The third and perhaps weirdest thing is that Snow White is the Disney flick to hit the list. That was his first feature film. Traditionally name-value creators and franchises build across their lifetimes, or at least crest further in. This goes not just for film (Nolan’s Dark Knight trounces the gross of Memento), novels (Stephen King didn’t even make big bestseller lists until Dead Zone) and videogames (Mass Effect 3 is just the most recent sequel to set the record in sales for its franchise). Walt Disney’s work was spectacular, though, and you might see this as an Avatar-like phenomenon, where people wanted to see 3D for the first time more than they ever wanted to see it again.
This man made some money.

What everyone takes away from this is that despite Star Wars Episode I: Phantom Menace and Transformers: Dark Side of the Moon grossing over a billion bucks a-piece, fewer people have actually gone to see them than the classics. The present population is bigger, arguably people have more time, and some movies certainly become flashpoints for their year, yet since E.T. in 1982, people have only really gone to theatres to see Titanic in numbers that rival the all-time draws.

Are we split up into niche-films that have polarized most film-going habits? Does this make us sad, because our blockbusters don’t reach as many people? Does that vindicate people who think modern movies stink? Does it spur us content-creators to try harder?

I don’t know, but even though I’m not in film, I’d really love to know what it means to my fellow artists.


  1. One of the major contributors to Snow White's success is that it was the first film in full color. It was also the first full-length animated film. All technical innovations then, as now, were heavily promoted by the studios, so it's not surprising that it drew large initial audiences. After that, its sheer merit kept them coming again and again.

    It's also important to realize that for most of motion-picture history, it was only possible to see a film in the theater. There was no such thing as deciding to catch it on dvd later on. I'm sure that sense of urgency has been a factor in declining audiences for more modern films, not that such details should detract from the merit of the wonderful movies on this list.

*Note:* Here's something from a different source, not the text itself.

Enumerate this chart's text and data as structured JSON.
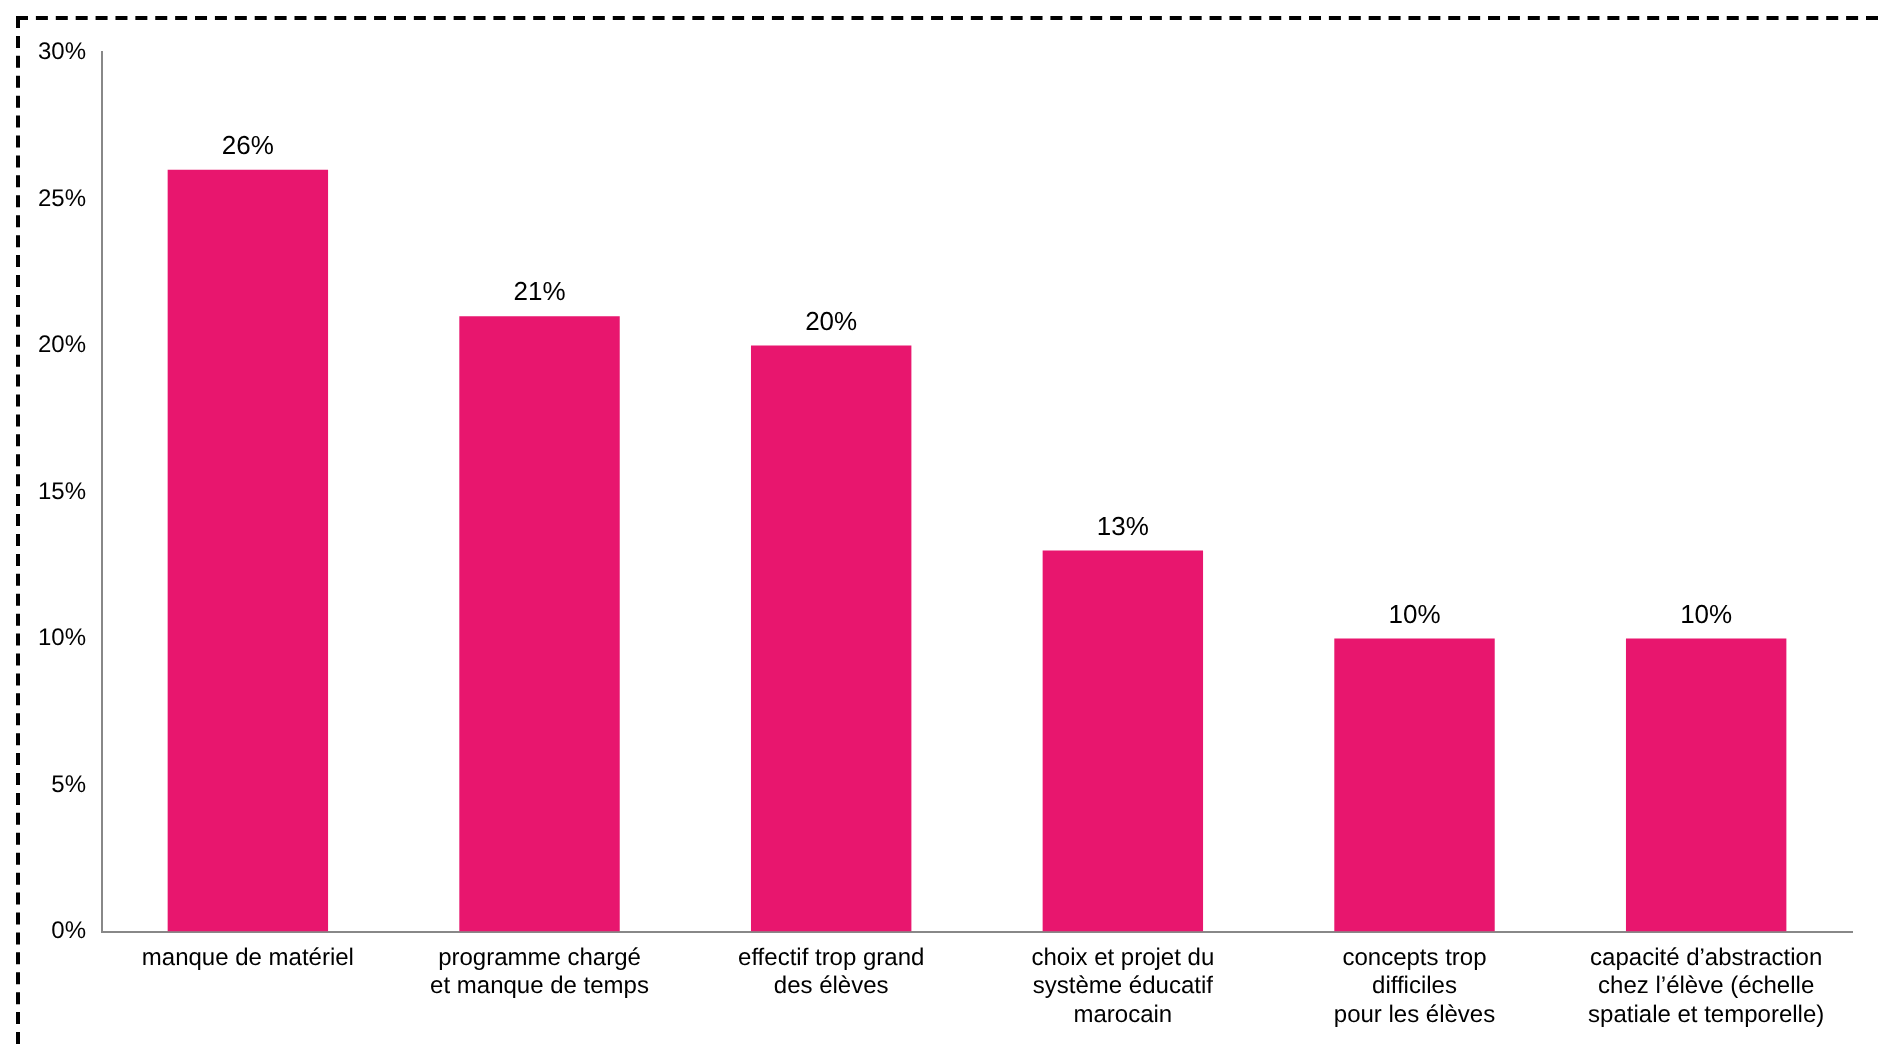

    1. I guessed about the gimmick, though I'd forgotten it was actually the first color film in many territories. That is Avatar-levels of spectacle. Really, much greater levels.

      The theatrical exclusivity is a great point, Lillie. Easy for me to forget having grown up walking distance from a video rental spot, not to mention with television.

  2. First of all, I think it's awesome that five of the films have female leads, it's just sad that (besides Titanic) they were all made almost 40 years ago or more.

    Second, I think part of the reason the ticket sales were greater is because there wasn't the flood of movies at the theaters that there are now. At any given time there are twenty-plus movies showing in my city. There were fewer options and the tickets were reasonably priced so people would watch the same movie more than once and you didn't have the instant DVD's back then. Now, I'll often say "I'm not paying $12/person for that, I'll wait three months and watch it home for $2.99."

    1. The competition and diffusion in entertainment are very good points. People can look forward to seeing movies on HBO or cable within a year or two, or buying or renting them. Something I didn't think about last night was all the non-film television programs that offer other entertainment you don't have to hit a theatre for. I know I'd rather watch a new season of Archer or Boondocks than most summer blockbusters or Oscar nominees.

  3. Interesting list for sure. Our grade school class alone could have made up that whole 10 Commandments viewing. We were shown that movie every year for the first six years of school.

    Your captions were hilarious.

    1. Did you actually go to a theatre every year?

      And glad you enjoyed the captions!